________________________________

Från: Yonik Seeley [mailto:[EMAIL PROTECTED]
Skickat: to 2006-05-18 20:39
Till: java-user@lucene.apache.org
Ämne: Re: Sort problematics



On 5/18/06, Marcus Falck <[EMAIL PROTECTED]> wrote:
>> I'm well aware of the trade offs. But if you were aware of the large amounts 
>> of data that this system should be able to search you woldn't propose the 
>> usage of a database.

>If you have a hard requirement of instantly seeing any update, you
can't use Lucene.  That's more database-like functionallity. That's
why I asked.

Instant in this case isn't really instant. Lets say that the MAXIMUM time that 
will be accepted is 5 minutes. Since i have the altert service up and running 
all users that pays for immediate alerts will get their hits from it.

>> Since I have an separate alert service for immediatly alerts up and running 
>> i may be able to do trade offs with the data availability timings, and hold 
>> the indexsearcher open for a longer period.

>That's pretty much a requirement for using Lucene to support a decent
query rate.

 I thought i had good query rates when i instantiated the IndexSearcher for 
every search. I mean in my example index on 10GB i had response times under a 
second when queried using a boolean query containing approximently 200 terms. 
But I will redesign using a more static behavior for the IndexSearcher and 
recreate it on a reqular basis. After this redesign i suppose the search will 
benefit from the fieldcache (until i recreate). And as you say 800MB is 
nothing. I will without problems have atleast 4GB RAM in each search machine. 

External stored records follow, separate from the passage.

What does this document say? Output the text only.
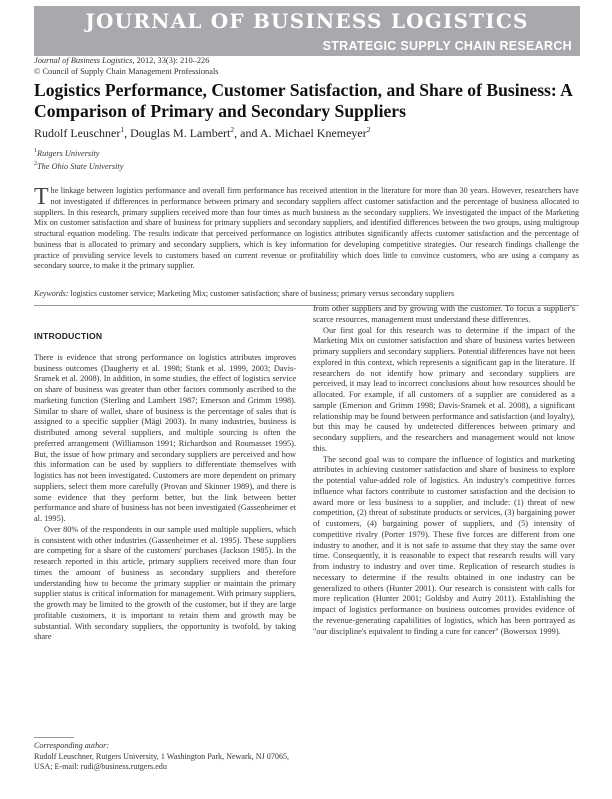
JOURNAL OF BUSINESS LOGISTICS
STRATEGIC SUPPLY CHAIN RESEARCH
Journal of Business Logistics, 2012, 33(3): 210–226
© Council of Supply Chain Management Professionals
Logistics Performance, Customer Satisfaction, and Share of Business: A Comparison of Primary and Secondary Suppliers
Rudolf Leuschner$^1$, Douglas M. Lambert$^2$, and A. Michael Knemeyer$^2$
$^1$Rutgers University
$^2$The Ohio State University
The linkage between logistics performance and overall firm performance has received attention in the literature for more than 30 years. However, researchers have not investigated if differences in performance between primary and secondary suppliers affect customer satisfaction and the percentage of business allocated to suppliers. In this research, primary suppliers received more than four times as much business as the secondary suppliers. We investigated the impact of the Marketing Mix on customer satisfaction and share of business for primary suppliers and secondary suppliers, and identified differences between the two groups, using multigroup structural equation modeling. The results indicate that perceived performance on logistics attributes significantly affects customer satisfaction and the percentage of business that is allocated to primary and secondary suppliers, which is key information for developing competitive strategies. Our research findings challenge the practice of providing service levels to customers based on current revenue or profitability which does little to convince customers, who are using a company as secondary source, to make it the primary supplier.
Keywords: logistics customer service; Marketing Mix; customer satisfaction; share of business; primary versus secondary suppliers
INTRODUCTION

There is evidence that strong performance on logistics attributes improves business outcomes (Daugherty et al. 1998; Stank et al. 1999, 2003; Davis-Sramek et al. 2008). In addition, in some studies, the effect of logistics service on share of business was greater than other factors commonly ascribed to the marketing function (Sterling and Lambert 1987; Emerson and Grimm 1998). Similar to share of wallet, share of business is the percentage of sales that is assigned to a specific supplier (Mägi 2003). In many industries, business is distributed among several suppliers, and multiple sourcing is often the preferred arrangement (Williamson 1991; Richardson and Roumasset 1995). But, the issue of how primary and secondary suppliers are perceived and how this information can be used by suppliers to differentiate themselves with logistics has not been investigated. Customers are more dependent on primary suppliers, select them more carefully (Provan and Skinner 1989), and there is some evidence that they perform better, but the link between better performance and share of business has not been investigated (Gassenheimer et al. 1995).

Over 80% of the respondents in our sample used multiple suppliers, which is consistent with other industries (Gassenheimer et al. 1995). These suppliers are competing for a share of the customers' purchases (Jackson 1985). In the research reported in this article, primary suppliers received more than four times the amount of business as secondary suppliers and therefore understanding how to become the primary supplier or maintain the primary supplier status is critical information for management. With primary suppliers, the growth may be limited to the growth of the customer, but if they are large profitable customers, it is important to retain them and growth may be substantial. With secondary suppliers, the opportunity is twofold, by taking share

from other suppliers and by growing with the customer. To focus a supplier's scarce resources, management must understand these differences.

Our first goal for this research was to determine if the impact of the Marketing Mix on customer satisfaction and share of business varies between primary suppliers and secondary suppliers. Potential differences have not been explored in this context, which represents a significant gap in the literature. If researchers do not identify how primary and secondary suppliers are perceived, it may lead to incorrect conclusions about how resources should be allocated. For example, if all customers of a supplier are considered as a sample (Emerson and Grimm 1998; Davis-Sramek et al. 2008), a significant relationship may be found between performance and satisfaction (and loyalty), but this may be caused by undetected differences between primary and secondary suppliers, and the researchers and management would not know this.

The second goal was to compare the influence of logistics and marketing attributes in achieving customer satisfaction and share of business to explore the potential value-added role of logistics. An industry's competitive forces influence what factors contribute to customer satisfaction and the decision to award more or less business to a supplier, and include: (1) threat of new competition, (2) threat of substitute products or services, (3) bargaining power of customers, (4) bargaining power of suppliers, and (5) intensity of competitive rivalry (Porter 1979). These five forces are different from one industry to another, and it is not safe to assume that they stay the same over time. Consequently, it is reasonable to expect that research results will vary from industry to industry and over time. Replication of research studies is necessary to determine if the results obtained in one industry can be generalized to others (Hunter 2001). Our research is consistent with calls for more replication (Hunter 2001; Goldsby and Autry 2011). Establishing the impact of logistics performance on business outcomes provides evidence of the revenue-generating capabilities of logistics, which has been portrayed as "our discipline's equivalent to finding a cure for cancer" (Bowersox 1999).

Corresponding author:
Rudolf Leuschner, Rutgers University, 1 Washington Park, Newark, NJ 07065, USA; E-mail: rudi@business.rutgers.edu
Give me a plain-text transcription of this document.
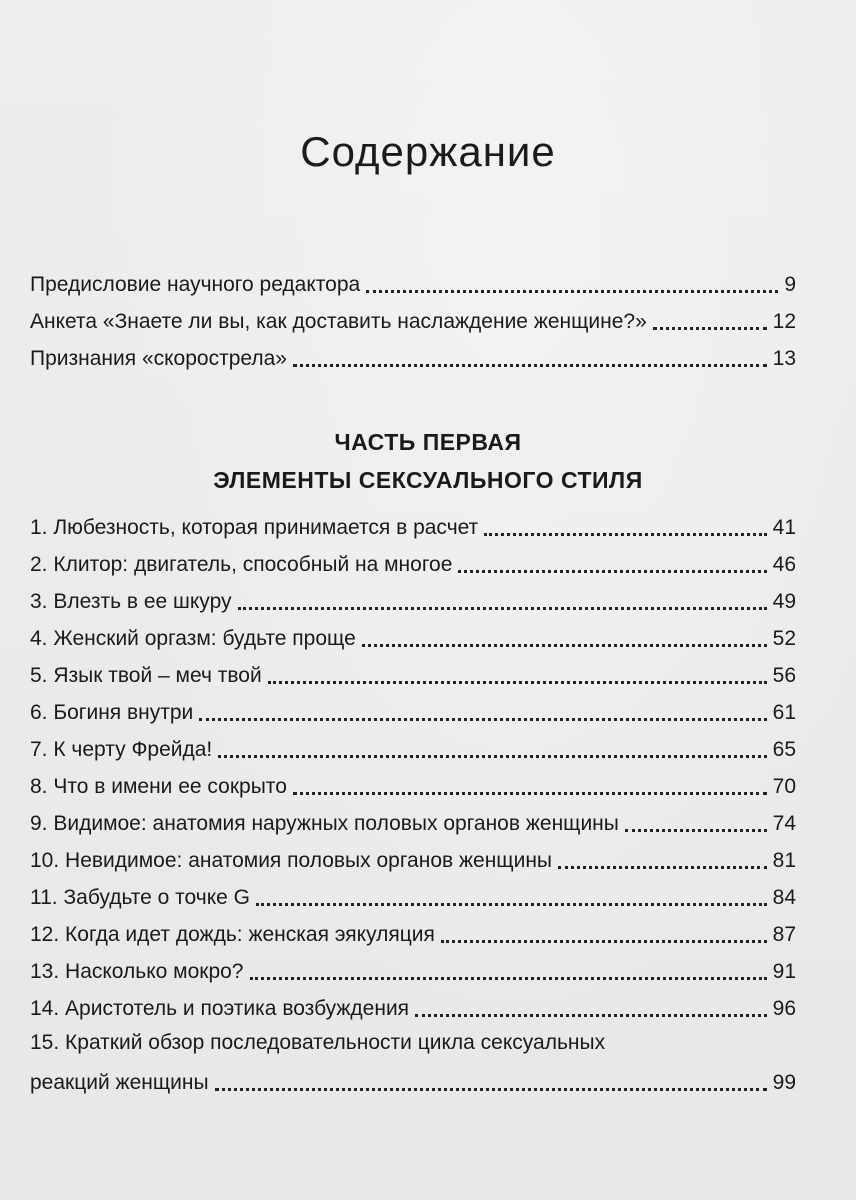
Содержание
Предисловие научного редактора	9
Анкета «Знаете ли вы, как доставить наслаждение женщине?»	12
Признания «скорострела»	13
ЧАСТЬ ПЕРВАЯ
ЭЛЕМЕНТЫ СЕКСУАЛЬНОГО СТИЛЯ
1. Любезность, которая принимается в расчет	41
2. Клитор: двигатель, способный на многое	46
3. Влезть в ее шкуру	49
4. Женский оргазм: будьте проще	52
5. Язык твой – меч твой	56
6. Богиня внутри	61
7. К черту Фрейда!	65
8. Что в имени ее сокрыто	70
9. Видимое: анатомия наружных половых органов женщины	74
10. Невидимое: анатомия половых органов женщины	81
11. Забудьте о точке G	84
12. Когда идет дождь: женская эякуляция	87
13. Насколько мокро?	91
14. Аристотель и поэтика возбуждения	96
15. Краткий обзор последовательности цикла сексуальных
реакций женщины	99
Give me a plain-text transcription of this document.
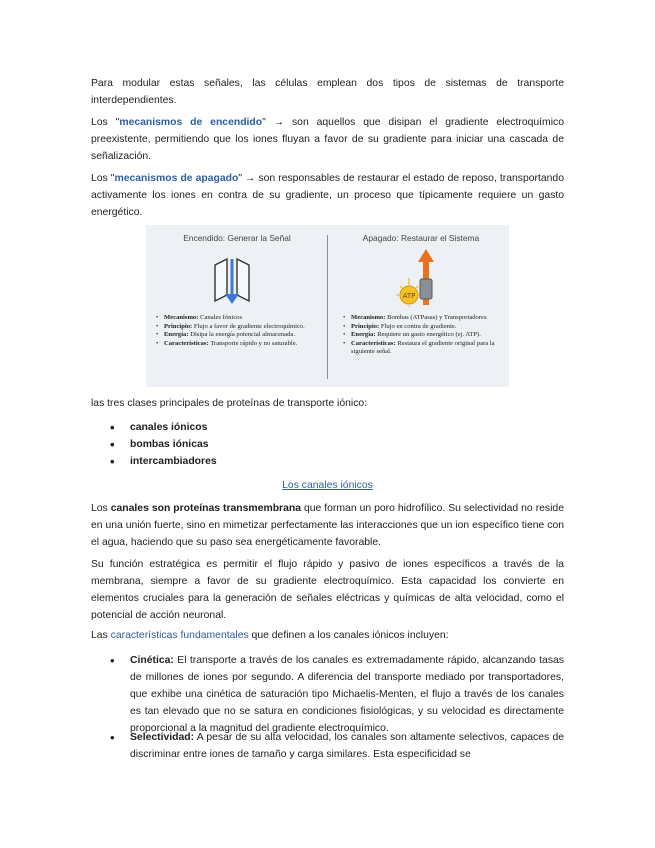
Para modular estas señales, las células emplean dos tipos de sistemas de transporte interdependientes.

Los "mecanismos de encendido" → son aquellos que disipan el gradiente electroquímico preexistente, permitiendo que los iones fluyan a favor de su gradiente para iniciar una cascada de señalización.

Los "mecanismos de apagado" → son responsables de restaurar el estado de reposo, transportando activamente los iones en contra de su gradiente, un proceso que típicamente requiere un gasto energético.

Encendido: Generar la Señal	Apagado: Restaurar el Sistema
ATP
• Mecanismo: Canales Iónicos
• Principio: Flujo a favor de gradiente electroquímico.
• Energía: Disipa la energía potencial almacenada.
• Características: Transporte rápido y no saturable.
• Mecanismo: Bombas (ATPasas) y Transportadores
• Principio: Flujo en contra de gradiente.
• Energía: Requiere un gasto energético (ej. ATP).
• Características: Restaura el gradiente original para la siguiente señal.

las tres clases principales de proteínas de transporte iónico:

• canales iónicos
• bombas iónicas
• intercambiadores

Los canales iónicos

Los canales son proteínas transmembrana que forman un poro hidrofílico. Su selectividad no reside en una unión fuerte, sino en mimetizar perfectamente las interacciones que un ion específico tiene con el agua, haciendo que su paso sea energéticamente favorable.

Su función estratégica es permitir el flujo rápido y pasivo de iones específicos a través de la membrana, siempre a favor de su gradiente electroquímico. Esta capacidad los convierte en elementos cruciales para la generación de señales eléctricas y químicas de alta velocidad, como el potencial de acción neuronal.

Las características fundamentales que definen a los canales iónicos incluyen:

• Cinética: El transporte a través de los canales es extremadamente rápido, alcanzando tasas de millones de iones por segundo. A diferencia del transporte mediado por transportadores, que exhibe una cinética de saturación tipo Michaelis-Menten, el flujo a través de los canales es tan elevado que no se satura en condiciones fisiológicas, y su velocidad es directamente proporcional a la magnitud del gradiente electroquímico.

• Selectividad: A pesar de su alta velocidad, los canales son altamente selectivos, capaces de discriminar entre iones de tamaño y carga similares. Esta especificidad se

>> But still. The memory is the problem.
>> I mean how much memory would the fieldcache take for 500 Millon newsletter 
>> articles? Probably a lot,
>> ok the system is scaled out over different machines so in reality each 
>> machine won't have 500 Million docs but maybe around 100Million.

>Depends on what you are sorting by... for an int/float 100M*4 or
800MB.  Big, but possible.

>> So i'm still interesting in changing the relevance.
>> Any ideas?

>Depends on what you are sorting by, and how many different ways you
>want to sort.  If it's a single sort criteria, you can use index-time
>boosts.  If you can sort multiple ways, avoiding the fieldcache
>probably won't help you because the time to retrieve the per-doc sort
>info via termvectors or stored fields will take too long.


There is however a problem with boosting the docs since the boost factor is of 
type float. A float doesn't have the resolution needed to differ on a second 
basis. 

I will illustrate my sort/ranking need with an example: 

If i use lucene default implementation of the TermScorer and search for

"you" OR "her"

The term scorer will give higher score on documents containing both terms. This 
is a problem (in our application) since in this case want the same score on 
documents as long as they contain 1 of the terms (since we are dealing with 
newsletter observation for companies they want to get the hits ordered by date 
to get the complete overview).  I tested to rewrite the TermScorer to give me 
the same score with success. So my question is. 
If i can modify the score at search time using the Score class why does 
everybody talk about the Similarity class?